En cuanto a su juego, Carabelli empezó a ser más ofensivo, adaptándose al nivel del circuito y la calidad de sus rivales. Mejoró su saque y esa evolución se reflejó en su rendimiento en torneos importantes.
Un año lleno de logros y experiencia 🏅
El arranque del 2025 no fue fácil, pero logró ponerse en el radar del circuito. Comenzó el año en el puesto 110, pero tras ganar en Rosario, fue protagonista en la gira sudamericana de polvo de ladrillo. Allí alcanzó sus primeras semifinales ATP en Río de Janeiro y Santiago de Chile, desde la clasificación previa.
En marzo, sorprendió al llegar a la tercera ronda del Masters 1000 de Miami, superando la fase previa y ganando a jugadores de peso, como Brandon Holt y Alex Michelsen, antes de caer frente a Novak Djokovic.
Luego, en julio, consiguió dos semifinales consecutivas en Bastad y Umag, lo que le permitió romper la barrera del top 50. Aunque en algunas competencias posteriores enfrentó dificultades físicas, cerró el año con una buena actuación en París, donde venció a Tomás Etcheverry y complicó a Alexander Zverev, número 3 del mundo, en una dura segunda ronda.
¿Qué se viene para el futuro? 🎯
Su participación en los grandes torneos fue un aprendizaje enorme. Por primera vez jugó los cuatro Grand Slams y, en agosto, alcanzó su mejor posición en el ranking. Su objetivo para 2026 es claro: quiere ganar su primer título ATP y debutar en la Copa Davis.

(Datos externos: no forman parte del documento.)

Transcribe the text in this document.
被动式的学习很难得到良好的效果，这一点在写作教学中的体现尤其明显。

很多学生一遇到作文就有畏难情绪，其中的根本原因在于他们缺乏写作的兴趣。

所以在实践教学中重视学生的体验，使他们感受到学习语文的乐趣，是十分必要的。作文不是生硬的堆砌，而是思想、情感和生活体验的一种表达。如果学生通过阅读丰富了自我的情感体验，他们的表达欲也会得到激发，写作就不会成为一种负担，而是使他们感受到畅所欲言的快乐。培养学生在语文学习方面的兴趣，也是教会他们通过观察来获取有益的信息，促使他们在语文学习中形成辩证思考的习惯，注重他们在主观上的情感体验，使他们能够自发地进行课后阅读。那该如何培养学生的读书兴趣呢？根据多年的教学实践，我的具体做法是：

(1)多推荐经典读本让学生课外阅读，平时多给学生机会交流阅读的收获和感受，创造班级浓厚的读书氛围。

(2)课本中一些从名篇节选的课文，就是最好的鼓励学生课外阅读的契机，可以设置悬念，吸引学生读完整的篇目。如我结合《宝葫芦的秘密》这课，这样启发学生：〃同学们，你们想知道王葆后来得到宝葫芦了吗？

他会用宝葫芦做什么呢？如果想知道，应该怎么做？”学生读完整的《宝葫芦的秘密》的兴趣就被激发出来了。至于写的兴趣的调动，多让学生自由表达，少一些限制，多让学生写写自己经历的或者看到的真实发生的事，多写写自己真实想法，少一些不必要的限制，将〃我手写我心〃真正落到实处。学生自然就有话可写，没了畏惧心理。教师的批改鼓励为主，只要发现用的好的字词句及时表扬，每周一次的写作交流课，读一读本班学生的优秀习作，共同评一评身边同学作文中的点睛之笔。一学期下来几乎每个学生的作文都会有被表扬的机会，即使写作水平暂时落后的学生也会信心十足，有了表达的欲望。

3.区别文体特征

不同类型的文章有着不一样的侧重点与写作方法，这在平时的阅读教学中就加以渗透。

Sobre si se animaría a viajar en febrero a Corea del Sur para la serie de Qualifiers, prefirió no comprometerse aún. «Esa pregunta, borrala por ahora», dijo con una sonrisa. Lo que sí tiene claro es que quiere seguir creciendo, mantenerse mentalmente fuerte y, además, buscar meterse en el top 30 del circuito.
Un proceso de maduración y pasión por el deporte ❤️
Para Carabelli, este año fue una experiencia de mucho aprendizaje y crecimiento. A pesar de las derrotas, sabe que cada paso lo acerca más a su sueño de estar en la élite. Y aunque el camino no siempre es fácil, tiene claro que el trabajo, la disciplina y la pasión son sus mejores aliados.
Con su mirada puesta en el futuro, este tenista que empezó desde abajo y hoy compite con los mejores, demuestra que con esfuerzo y perseverancia, todo es posible en el mundo del deporte.